Let’s take a look at the nursing interventions, which are super important to a care plan for a patient with PTSD. Assess vital signs and perform a nursing assessment, determine your patient’s baseline for vitals and assess for any underlying or accompanying medical condition. It is crucial to determine the safety of the patient as well as others, by assessing for suicidal and homicidal ideations. Assess the anxiety level in the patient to determine the severity of the condition and the course of treatment or therapy. Establish trust with the patient, meaning listen to what they have to say and behave in a calm manner. When a patient has a high level of anxiety, establishing trust can help them to calm down. PTSD patients often have difficulty communicating due to racing thoughts or inability to concentrate. Avoid rushing them and allow them more time to answer or respond to promote security and instill a sense of value. Allow the patient the freedom to acknowledge their feelings and release any repressed emotions that may be exacerbating with distress. A safe environment should be free from actual or perceived judgment and physical or perceived danger. 

 

Encourage them to verbally identify current ineffective coping techniques, which helps the patient to understand their current behaviors that may be preventing effective healing or treatment. Also, encourage the patient to write about the traumatic event, which helps you as the provider to better understand the nature of the client’s condition and anticipate triggers that may cause symptoms. It also allows the patient and the provider to review the evolution of the emotions toward the event.
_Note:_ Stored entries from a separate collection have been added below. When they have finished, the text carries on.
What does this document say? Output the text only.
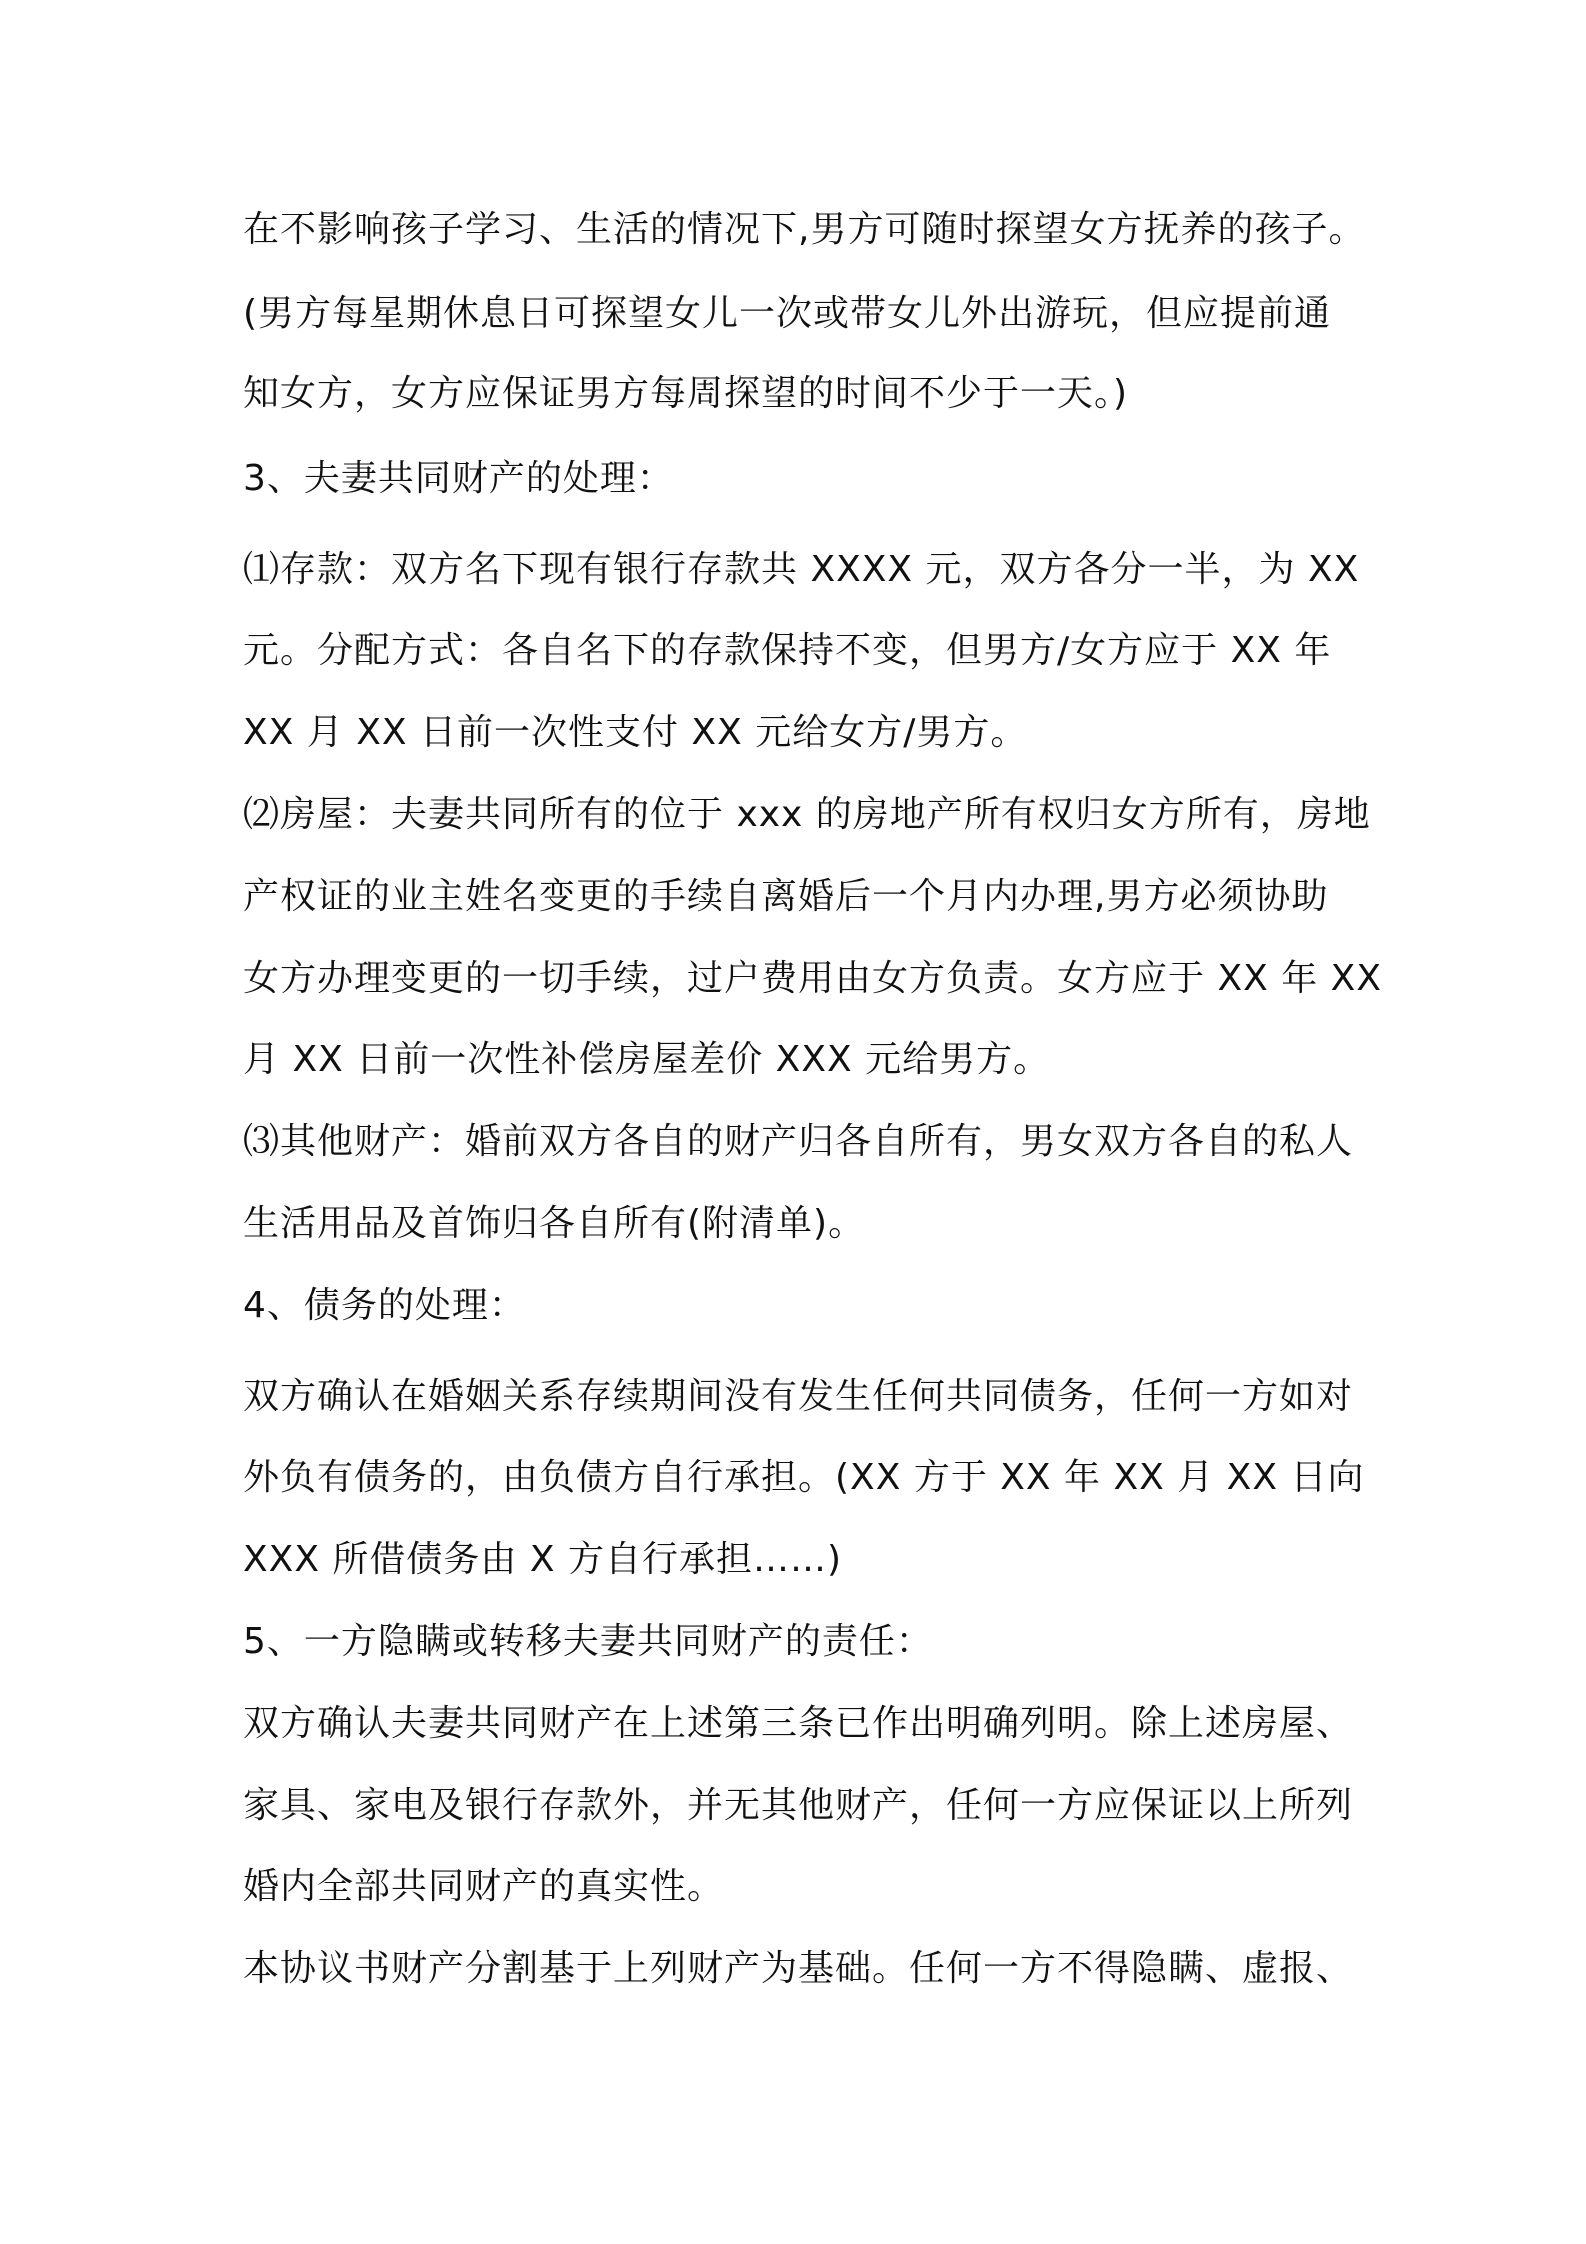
在不影响孩子学习、生活的情况下,男方可随时探望女方抚养的孩子。
(男方每星期休息日可探望女儿一次或带女儿外出游玩，但应提前通
知女方，女方应保证男方每周探望的时间不少于一天。)
3、夫妻共同财产的处理：
⑴存款：双方名下现有银行存款共 XXXX 元，双方各分一半，为 XX
元。分配方式：各自名下的存款保持不变，但男方/女方应于 XX 年
XX 月 XX 日前一次性支付 XX 元给女方/男方。
⑵房屋：夫妻共同所有的位于 xxx 的房地产所有权归女方所有，房地
产权证的业主姓名变更的手续自离婚后一个月内办理,男方必须协助
女方办理变更的一切手续，过户费用由女方负责。女方应于 XX 年 XX
月 XX 日前一次性补偿房屋差价 XXX 元给男方。
⑶其他财产：婚前双方各自的财产归各自所有，男女双方各自的私人
生活用品及首饰归各自所有(附清单)。
4、债务的处理：
双方确认在婚姻关系存续期间没有发生任何共同债务，任何一方如对
外负有债务的，由负债方自行承担。(XX 方于 XX 年 XX 月 XX 日向
XXX 所借债务由 X 方自行承担……)
5、一方隐瞒或转移夫妻共同财产的责任：
双方确认夫妻共同财产在上述第三条已作出明确列明。除上述房屋、
家具、家电及银行存款外，并无其他财产，任何一方应保证以上所列
婚内全部共同财产的真实性。
本协议书财产分割基于上列财产为基础。任何一方不得隐瞒、虚报、
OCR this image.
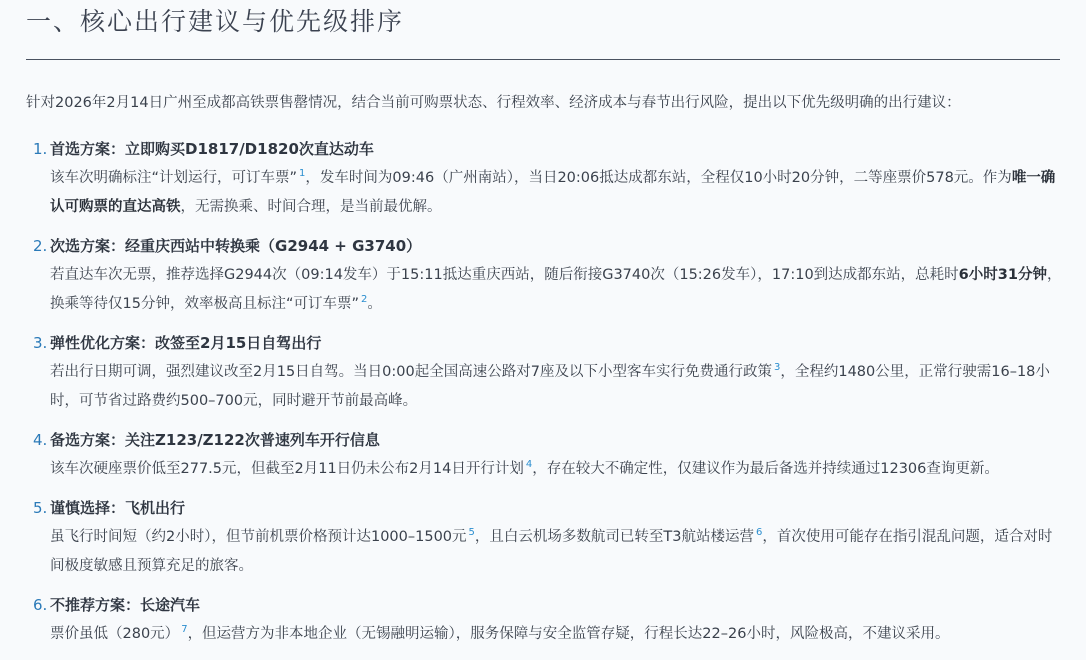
一、核心出行建议与优先级排序

针对2026年2月14日广州至成都高铁票售罄情况，结合当前可购票状态、行程效率、经济成本与春节出行风险，提出以下优先级明确的出行建议：

1. 首选方案：立即购买D1817/D1820次直达动车
该车次明确标注“计划运行，可订车票” $^1$，发车时间为09:46（广州南站），当日20:06抵达成都东站，全程仅10小时20分钟，二等座票价578元。作为唯一确认可购票的直达高铁，无需换乘、时间合理，是当前最优解。
2. 次选方案：经重庆西站中转换乘（G2944 + G3740）
若直达车次无票，推荐选择G2944次（09:14发车）于15:11抵达重庆西站，随后衔接G3740次（15:26发车），17:10到达成都东站，总耗时6小时31分钟，换乘等待仅15分钟，效率极高且标注“可订车票” $^2$。
3. 弹性优化方案：改签至2月15日自驾出行
若出行日期可调，强烈建议改至2月15日自驾。当日0:00起全国高速公路对7座及以下小型客车实行免费通行政策 $^3$，全程约1480公里，正常行驶需16–18小时，可节省过路费约500–700元，同时避开节前最高峰。
4. 备选方案：关注Z123/Z122次普速列车开行信息
该车次硬座票价低至277.5元，但截至2月11日仍未公布2月14日开行计划 $^4$，存在较大不确定性，仅建议作为最后备选并持续通过12306查询更新。
5. 谨慎选择：飞机出行
虽飞行时间短（约2小时），但节前机票价格预计达1000–1500元 $^5$，且白云机场多数航司已转至T3航站楼运营 $^6$，首次使用可能存在指引混乱问题，适合对时间极度敏感且预算充足的旅客。
6. 不推荐方案：长途汽车
票价虽低（280元） $^7$，但运营方为非本地企业（无锡融明运输），服务保障与安全监管存疑，行程长达22–26小时，风险极高，不建议采用。
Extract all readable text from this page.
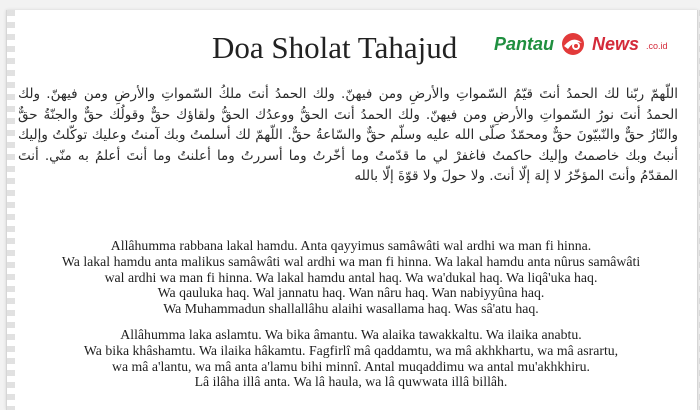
Doa Sholat Tahajud Pantau News .co.id
اللّهمّ ربّنا لك الحمدُ أنتَ قيّمُ السّمواتِ والأرضِ ومن فيهنّ. ولك الحمدُ أنتَ ملكُ السّمواتِ والأرضِ ومن فيهنّ. ولك الحمدُ أنتَ نورُ السّمواتِ والأرضِ ومن فيهنّ. ولك الحمدُ أنتَ الحقُّ ووعدُك الحقُّ ولقاؤك حقٌّ وقولُك حقٌّ والجنّةُ حقٌّ والنّارُ حقٌّ والنّبيّونَ حقٌّ ومحمّدٌ صلّى الله عليه وسلّم حقٌّ والسّاعةُ حقٌّ. اللّهمّ لك أسلمتُ وبك آمنتُ وعليك توكّلتُ وإليك أنبتُ وبك خاصمتُ وإليك حاكمتُ فاغفرْ لي ما قدّمتُ وما أخّرتُ وما أسررتُ وما أعلنتُ وما أنتَ أعلمُ به منّي. أنتَ المقدّمُ وأنتَ المؤخّرُ لا إلهَ إلّا أنتَ. ولا حولَ ولا قوّةَ إلّا بالله

Allâhumma rabbana lakal hamdu. Anta qayyimus samâwâti wal ardhi wa man fi hinna.

Wa lakal hamdu anta malikus samâwâti wal ardhi wa man fi hinna. Wa lakal hamdu anta nûrus samâwâti

wal ardhi wa man fi hinna. Wa lakal hamdu antal haq. Wa wa'dukal haq. Wa liqâ'uka haq.

Wa qauluka haq. Wal jannatu haq. Wan nâru haq. Wan nabiyyûna haq.

Wa Muhammadun shallallâhu alaihi wasallama haq. Was sâ'atu haq.

Allâhumma laka aslamtu. Wa bika âmantu. Wa alaika tawakkaltu. Wa ilaika anabtu.

Wa bika khâshamtu. Wa ilaika hâkamtu. Fagfirlî mâ qaddamtu, wa mâ akhkhartu, wa mâ asrartu,

wa mâ a'lantu, wa mâ anta a'lamu bihi minnî. Antal muqaddimu wa antal mu'akhkhiru.

Lâ ilâha illâ anta. Wa lâ haula, wa lâ quwwata illâ billâh.
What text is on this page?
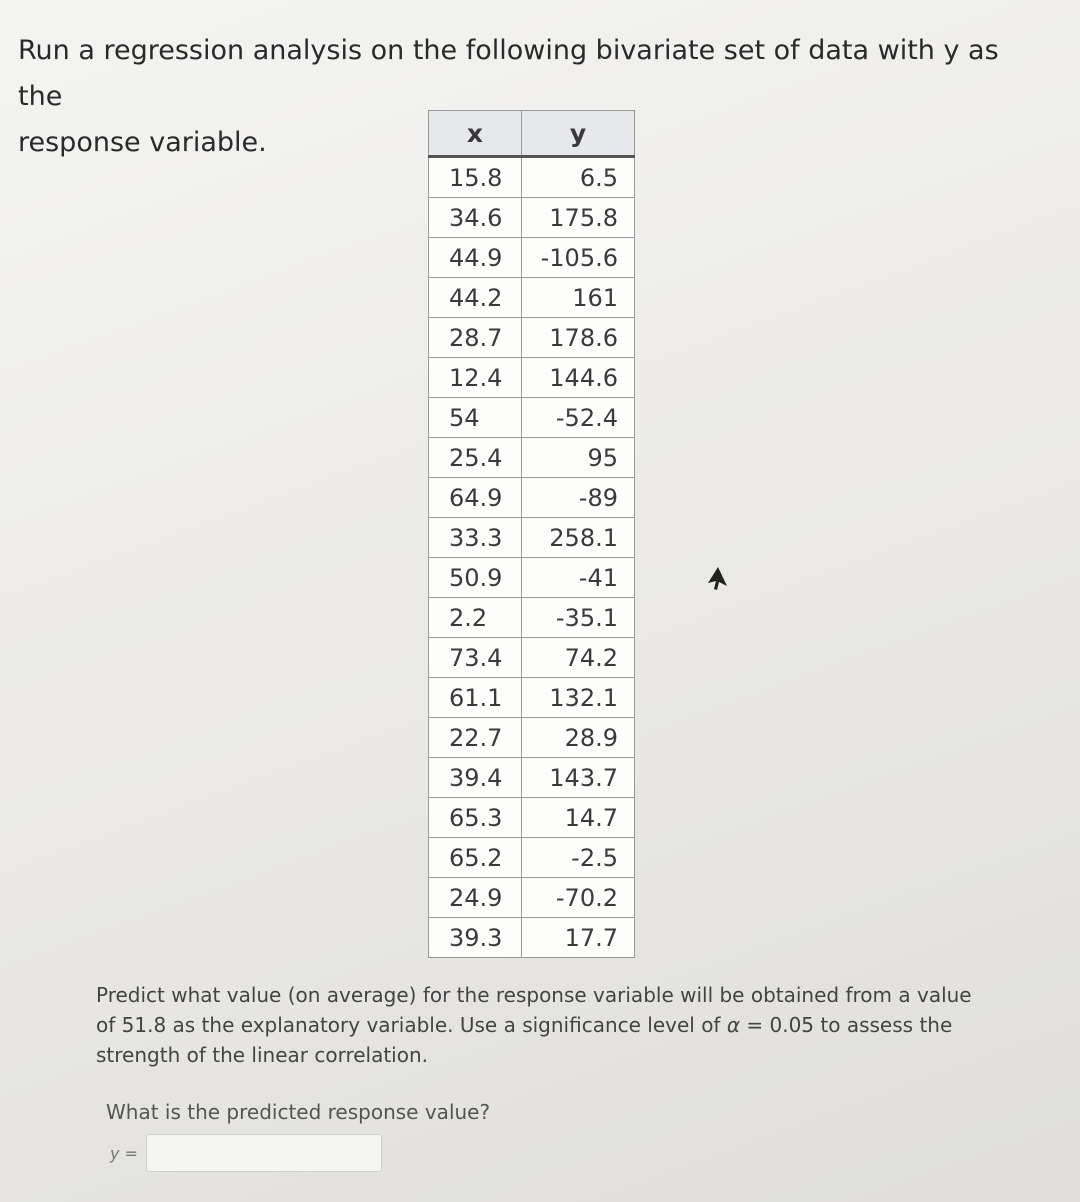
Run a regression analysis on the following bivariate set of data with y as the
response variable.	x	y
15.8	6.5
34.6	175.8
44.9	-105.6
44.2	161
28.7	178.6
12.4	144.6
54	-52.4
25.4	95
64.9	-89
33.3	258.1
50.9	-41
2.2	-35.1
73.4	74.2
61.1	132.1
22.7	28.9
39.4	143.7
65.3	14.7
65.2	-2.5
24.9	-70.2
39.3	17.7
Predict what value (on average) for the response variable will be obtained from a value of 51.8 as the explanatory variable. Use a significance level of α = 0.05 to assess the strength of the linear correlation.
What is the predicted response value?
y =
Encourage the patient to keep a journal of stressors and emotional reactions to those stressors. Journaling can help the patient to identify triggers that prompted anxiety or symptoms and evaluate the outcomes of those reactions. Help the patient to learn, to manage the anxiety that can accompany flashbacks or environmental stressors or triggers like visualization and relaxation techniques, deep breathing, and imagery. 

 

Medications like SSRI, selective, serotonin re-uptake inhibitors and SNRI, serotonin norepinephrine reuptake inhibitors are antidepressants that have proven to be effective for chronic management of symptoms. Patients with PTSD are often fearful, so providing a calm environment can help lessen or relieve anxiety and promote a feeling of safety. Support groups and other community resources like service animals can provide support that the patient needs to function in their daily lives. Facilitate this through community resources, using a case manager or a social worker.